The pending order is an efficient tool even for the algorithmic trading ( EvenFIX APIsupports pending (delayed) transactions, which are used by trading robots in order to execute trading order even more precisely.



  • 0

How to implement arbitrage trading in the forex market?

Category : Robots , Software

A few years ago, arbitrage trading was discussed only in the stock and commodity markets, because it originated from there. However, the development of information technology has made it possible to create ways to apply these algorithms in the foreign exchange market. This automatic approach turned arbitrage into a reality for fix apiforexmarket speculators.

Arbitrage fix api trading consists in analyzing two identical tools or derivative assets on different stock exchanges and at a time when the cost is significantly different, you can make two transactions and earn on it. It is not a secret that, for example, the value of gold can have one value in Shanghai, and another in London. If this cost is significantly different, arbitrage traders immediately enter the position, as the asset is the same. Therefore, it is worth expecting a price smoothing. The forex market operates based on a similar operation principle.

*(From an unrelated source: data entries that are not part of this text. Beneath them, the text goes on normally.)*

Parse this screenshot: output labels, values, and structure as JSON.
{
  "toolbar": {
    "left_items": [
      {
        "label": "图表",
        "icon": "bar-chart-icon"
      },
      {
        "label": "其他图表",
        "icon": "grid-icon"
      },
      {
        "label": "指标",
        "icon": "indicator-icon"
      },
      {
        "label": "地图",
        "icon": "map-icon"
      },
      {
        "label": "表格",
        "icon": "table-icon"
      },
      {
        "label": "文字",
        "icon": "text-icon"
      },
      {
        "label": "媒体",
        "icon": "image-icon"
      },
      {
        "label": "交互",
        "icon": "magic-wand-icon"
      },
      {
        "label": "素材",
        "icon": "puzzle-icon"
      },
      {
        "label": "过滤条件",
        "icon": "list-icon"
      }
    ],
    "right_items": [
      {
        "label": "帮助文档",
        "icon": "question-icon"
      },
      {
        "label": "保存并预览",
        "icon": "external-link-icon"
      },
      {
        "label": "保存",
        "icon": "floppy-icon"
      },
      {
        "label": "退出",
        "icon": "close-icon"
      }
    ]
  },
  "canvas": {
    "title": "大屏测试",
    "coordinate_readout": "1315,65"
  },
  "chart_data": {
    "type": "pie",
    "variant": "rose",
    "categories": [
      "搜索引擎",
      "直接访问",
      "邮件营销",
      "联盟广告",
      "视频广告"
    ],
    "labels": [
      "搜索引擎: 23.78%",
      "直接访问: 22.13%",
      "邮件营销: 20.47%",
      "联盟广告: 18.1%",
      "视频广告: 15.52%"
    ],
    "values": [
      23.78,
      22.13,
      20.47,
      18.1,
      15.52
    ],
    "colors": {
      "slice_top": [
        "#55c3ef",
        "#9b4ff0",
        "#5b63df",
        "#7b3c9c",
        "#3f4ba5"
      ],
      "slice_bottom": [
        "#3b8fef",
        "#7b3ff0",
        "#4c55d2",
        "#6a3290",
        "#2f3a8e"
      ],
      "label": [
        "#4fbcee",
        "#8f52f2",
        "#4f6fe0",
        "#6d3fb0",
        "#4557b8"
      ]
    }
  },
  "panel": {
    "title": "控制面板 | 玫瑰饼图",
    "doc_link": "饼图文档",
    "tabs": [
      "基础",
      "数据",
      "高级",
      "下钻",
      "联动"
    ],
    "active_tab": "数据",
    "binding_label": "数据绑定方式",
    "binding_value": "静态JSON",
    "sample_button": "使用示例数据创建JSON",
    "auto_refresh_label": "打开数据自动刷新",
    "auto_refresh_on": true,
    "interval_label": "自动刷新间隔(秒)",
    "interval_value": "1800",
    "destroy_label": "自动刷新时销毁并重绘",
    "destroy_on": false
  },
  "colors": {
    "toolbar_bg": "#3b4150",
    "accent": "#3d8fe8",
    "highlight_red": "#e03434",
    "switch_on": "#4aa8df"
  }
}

The difficulty was that the currency market is a single exchange platform. But this issue is solved by fix apiforex brokerage companies. Probably, everyone has faced a spread, which brokers establish and noticed that the cost of one currency pair differs in different companies. This is what allows us to apply the arbitration approach in the foreign exchange market.

Conclusion #1: The implementation of arbitrage means to analyze the same asset, but at different brokerage companies.

However, the second difficulty appeared here. The forex market is the most liquid and volatile market, and the usual fix api trader simply cannot analyze the whole map of the market and other two platforms. What for the trader is impossible, for the robot is easy. Thanks to the algorithmic approach, this issue is also solved.

Conclusion # 2: Thus, the implementation of arbitrage is to analyze the same asset, but at different brokerage companies using automated trading systems.

What you need to implement this idea:

  1. A trading account in two brokerage companies;
  2. Brokerage companies themselves should be reliable, but at the same time should have different liquidity providers or one of the companies should be the liquidity provider itself – the prime broker;
  3. Configure the exchange rate difference of the normative range for the currency pairs;
  4. Find the maximum discrepancy between the quotes from which trading transactions will be opened, using statistical data;
  5. Find the parameter at which the trades will be closed (the minimum exchange rate difference).

These are the simplest methods for creating an automated algorithm for conducting fix api arbitrage trading in the forex market.

How does this work with an example:

Let the trader opens a trading account in different companies and he has an arbitration algorithm that trades on the EURUSD currency pair. If there is a discrepancy between the brokers for more than 10 points, the robot makes transactions in the spread direction. So, if the value of the currency pair at one is 1.1410, and at the second one is 1.1420, the robot will open a deal to buy from the first and to sell from the second one, and when the exchange difference reaches 3 points, the deals will be closed. If the quotes are 1.1455 and 1.1458, then the result is the net profit points, taking into account the fact that arbitrage transactions have a short period of holding positions.

This approach is already used by some developers of trading software. There is software on the market (, which works on the same principle that I wrote above. But the data for comparison and analysis is obtained with fix api, which allows you to connect to the servers of the liquidity provider and trade directly in the market while at the same time making arbitration transactions between the brokerage companies.